Pour le sultan d’Eschnapur, il n’y a que deux attitudes possibles : se plier au diktat de la couronne anglaise afin de conserver son rang privilégié ou, à l’instar de son futur beau-père, prendre les armes. Dans cet imbroglio familial finement mené où chacun cherche à tirer le meilleur parti de la situation, tout semble se jouer dans le pavillon des plaisirs où sexe et pouvoir sont intimement liés.
Il est bien entendu indispensable d’avoir, au moins, lu les deux tomes précédents du cycle India pour pouvoir suivre l’intrigue imaginée par Jean Dufaux. Ses personnages fictifs s’intègrent parfaitement bien dans la grande Histoire où l’on voit comment l’empire colonial britannique commence à se fissurer sous la pression des Indiens lassés par toutes les exactions commises sur leur sol.
De l’intérieur du sérail où Jade, la Djinn, est chargée d’initier la promise du sultan à son futur rôle d’épouse aux scènes de batailles opposant les indigènes aux soldats de Sa Majesté, de la volupté des rapports amoureux à la cruauté des affrontements, Ana Mirallès promène son crayon tout au long de ses pages avec une aisance indéfectible.

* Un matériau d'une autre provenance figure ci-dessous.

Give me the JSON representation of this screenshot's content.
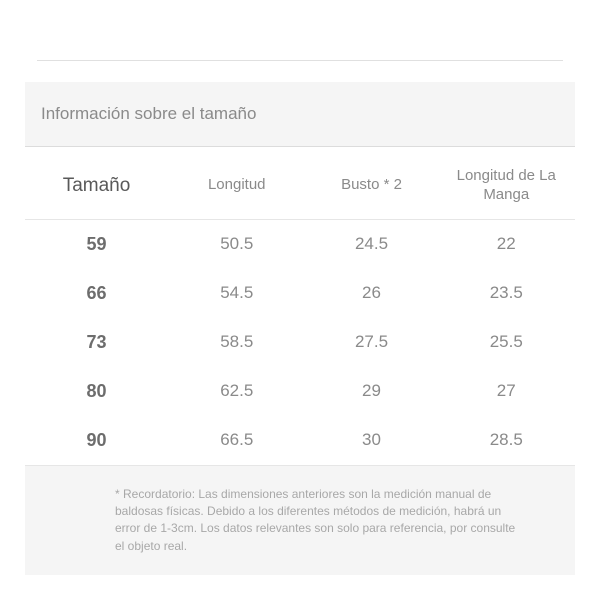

Elle nous offre une vision de l’Inde du début du XXème siècle avec un luxe de détails quant aux décors et aux costumes, digne d’une superproduction hollywoodienne (ou bollywoodienne !). Son découpage et ses cadrages sont quasi-cinématographiques. Une mention spéciale aussi pour son travail de coloriste, où, selon les ambiances, les tons pastel alternent ou cohabitent harmonieusement avec des tonalités plus flashy.
Cet album devait initialement clore le troisième cycle. Mais, une fois encore, l’imagination foisonnante de Jean Dufaux boostée par la prestation graphique éblouissante de sa partenaire, débordera sur un quatrième tome. Et, de plus, il est déjà question d’un nouveau cycle, un préquel, qui nous contera comment Jade est devenue une Djinn. Somme toute de quoi nous tenir en haleine encore un bon moment !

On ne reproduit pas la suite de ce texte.